The Urban Hermit is a wildly hilarious story about backwoods living, as told by a man who should have known better.

Why I chose this book:
Okay, Sam MacDonald is probably a little bit crazy. But I get where he was (fat, broke, desperate) and while I've not exactly been there myself, I've been able to see there. I'm not sure I could've done what he did to get out of debt and to lose weight, but it was inspiring. Sticking to my budget is a lot easier when I'm thinking, I could just be living on tuna fish and lentils. Thankfully it's nonfiction, or else the part where Sam's life starts to fall into place just as he finally starts to take responsibility and work towards some resolutions, would be cheesy. But as that wasn't contrived, it's also inspiring. But in a sarcastic, funny way. On my worst day, I'm still not working in a fish warehouse. But I do pray every day for my transmission not to go out, as a lot of us are just one dead transmission away from our budgets going to hell. It's fun, funny, debt and life advice from a regular dude who drinks and is lazy and has crazy cats occasionally. It's nice to not be preached at. Great for the post-college crowd.


Laurel-Rain Snow said...

Wow! Sounds good. Somedays I think I should do something drastic (about the budget, at least!).

My favorite this week is here:


Alyce said...

I love memoirs, and this looks just like something that I would enjoy. I'll be adding this one to my wish list!

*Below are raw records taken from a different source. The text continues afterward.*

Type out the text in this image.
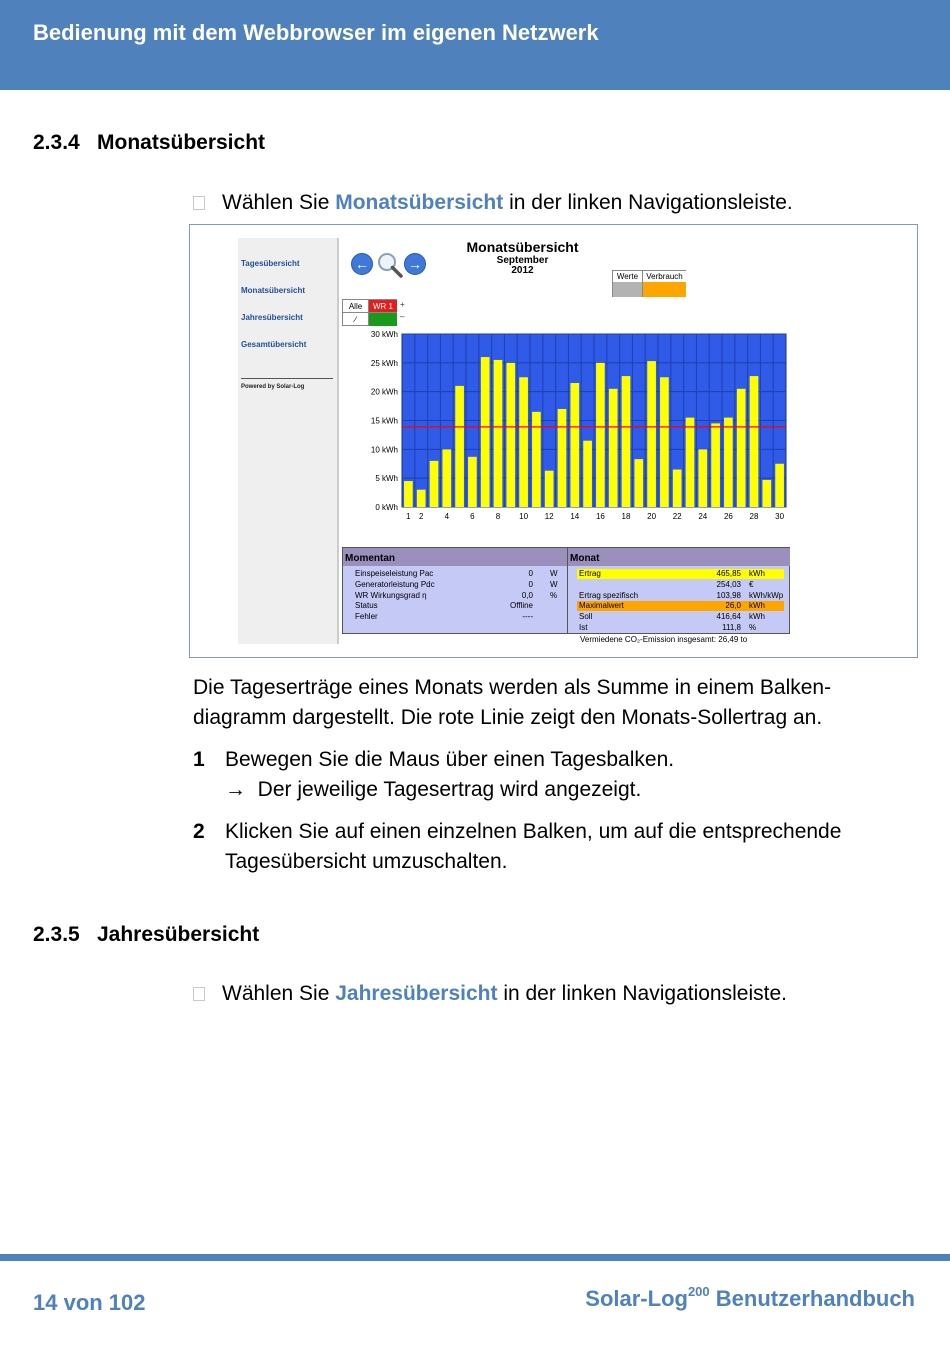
Bedienung mit dem Webbrowser im eigenen Netzwerk
2.3.4 Monatsübersicht
Wählen Sie Monatsübersicht in der linken Navigationsleiste.
Tagesübersicht
Monatsübersicht
Jahresübersicht
Gesamtübersicht
Powered by Solar-Log
←	→
Monatsübersicht
September
2012
Werte	Verbrauch
Alle	WR 1
∕
+
–
0 kWh
5 kWh
10 kWh
15 kWh
20 kWh
25 kWh
30 kWh
1 2	4	6	8 10 12 14 16 18 20 22 24 26 28 30
Momentan	Monat
Einspeiseleistung Pac	0 W
Generatorleistung Pdc	0 W
WR Wirkungsgrad η	0,0 %
Status	Offline
Fehler	----
Ertrag	465,85 kWh
254,03 €
Ertrag spezifisch	103,98 kWh/kWp
Maximalwert	26,0 kWh
Soll	416,64 kWh
Ist	111,8 %
Vermiedene CO₂-Emission insgesamt: 26,49 to
Die Tageserträge eines Monats werden als Summe in einem Balken-
diagramm dargestellt. Die rote Linie zeigt den Monats-Sollertrag an.
1 Bewegen Sie die Maus über einen Tagesbalken.
→  Der jeweilige Tagesertrag wird angezeigt.
2 Klicken Sie auf einen einzelnen Balken, um auf die entsprechende
Tagesübersicht umzuschalten.
2.3.5 Jahresübersicht
Wählen Sie Jahresübersicht in der linken Navigationsleiste.
14 von 102	Solar-Log$^{200}$ Benutzerhandbuch
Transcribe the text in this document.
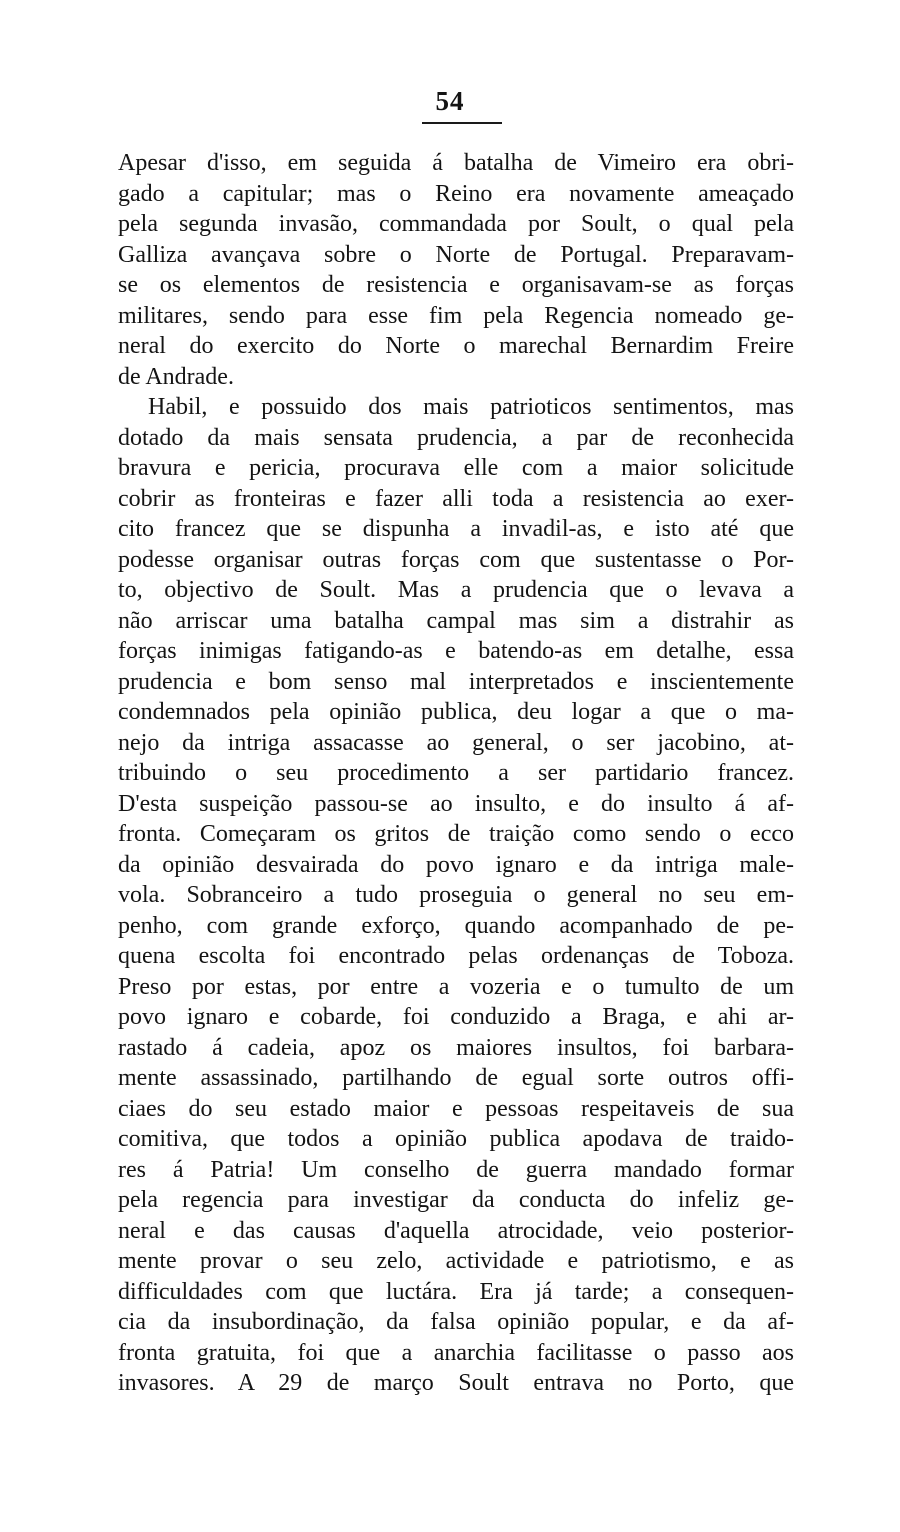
54
Apesar d'isso, em seguida á batalha de Vimeiro era obri-
gado a capitular; mas o Reino era novamente ameaçado
pela segunda invasão, commandada por Soult, o qual pela
Galliza avançava sobre o Norte de Portugal. Preparavam-
se os elementos de resistencia e organisavam-se as forças
militares, sendo para esse fim pela Regencia nomeado ge-
neral do exercito do Norte o marechal Bernardim Freire
de Andrade.
Habil, e possuido dos mais patrioticos sentimentos, mas
dotado da mais sensata prudencia, a par de reconhecida
bravura e pericia, procurava elle com a maior solicitude
cobrir as fronteiras e fazer alli toda a resistencia ao exer-
cito francez que se dispunha a invadil-as, e isto até que
podesse organisar outras forças com que sustentasse o Por-
to, objectivo de Soult. Mas a prudencia que o levava a
não arriscar uma batalha campal mas sim a distrahir as
forças inimigas fatigando-as e batendo-as em detalhe, essa
prudencia e bom senso mal interpretados e inscientemente
condemnados pela opinião publica, deu logar a que o ma-
nejo da intriga assacasse ao general, o ser jacobino, at-
tribuindo o seu procedimento a ser partidario francez.
D'esta suspeição passou-se ao insulto, e do insulto á af-
fronta. Começaram os gritos de traição como sendo o ecco
da opinião desvairada do povo ignaro e da intriga male-
vola. Sobranceiro a tudo proseguia o general no seu em-
penho, com grande exforço, quando acompanhado de pe-
quena escolta foi encontrado pelas ordenanças de Toboza.
Preso por estas, por entre a vozeria e o tumulto de um
povo ignaro e cobarde, foi conduzido a Braga, e ahi ar-
rastado á cadeia, apoz os maiores insultos, foi barbara-
mente assassinado, partilhando de egual sorte outros offi-
ciaes do seu estado maior e pessoas respeitaveis de sua
comitiva, que todos a opinião publica apodava de traido-
res á Patria! Um conselho de guerra mandado formar
pela regencia para investigar da conducta do infeliz ge-
neral e das causas d'aquella atrocidade, veio posterior-
mente provar o seu zelo, actividade e patriotismo, e as
difficuldades com que luctára. Era já tarde; a consequen-
cia da insubordinação, da falsa opinião popular, e da af-
fronta gratuita, foi que a anarchia facilitasse o passo aos
invasores. A 29 de março Soult entrava no Porto, que
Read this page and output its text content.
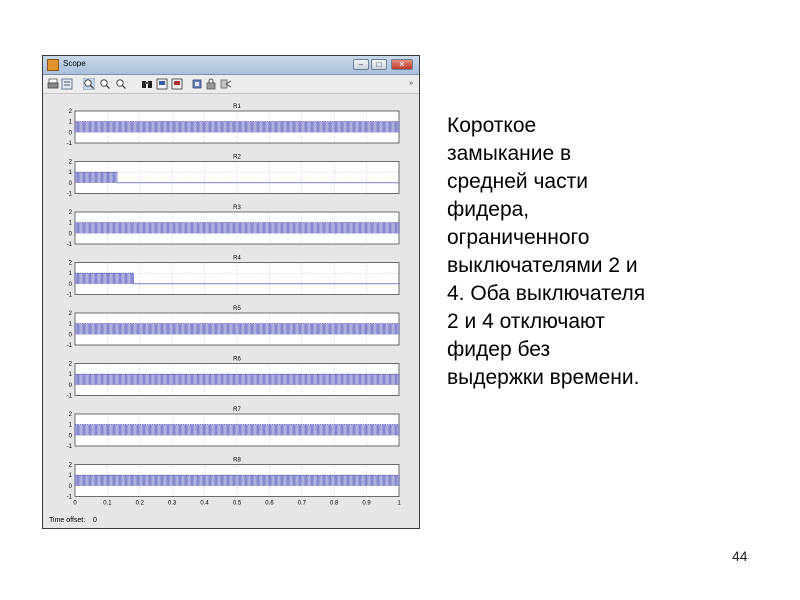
Scope	–	□	✕
»
R1
2
1
0
-1
R2
2
1
0
-1
R3
2
1
0
-1
R4
2
1
0
-1
R5
2
1
0
-1
R6
2
1
0
-1
R7
2
1
0
-1
R8
2
1
0
-1
0	0.1	0.2	0.3	0.4	0.5	0.6	0.7	0.8	0.9	1
Time offset: 0

Короткое
замыкание в
средней части
фидера,
ограниченного
выключателями 2 и
4. Оба выключателя
2 и 4 отключают
фидер без
выдержки времени.

44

A Bookish Way of Life said...

Sounds like such a fun read and the fact that its a memoir makes it rather surprising to me, because the description itself sounds rather farcical in nature. Definitely a book that I will be on the look out for. Thanks!

Carin Siegfried said...

I promise, he really did just eat lentil soup and tune fish for a year! It sounds fairly crazy but he's a bit of an obsessive so he was just as obsessive about getting in shape physically and fiscally, as he was about getting out of it. I was tempted to try lentil soup after reading the book, but in the end he scared me off and I never did try it. It's a great book to rmeind you how nice your own life is!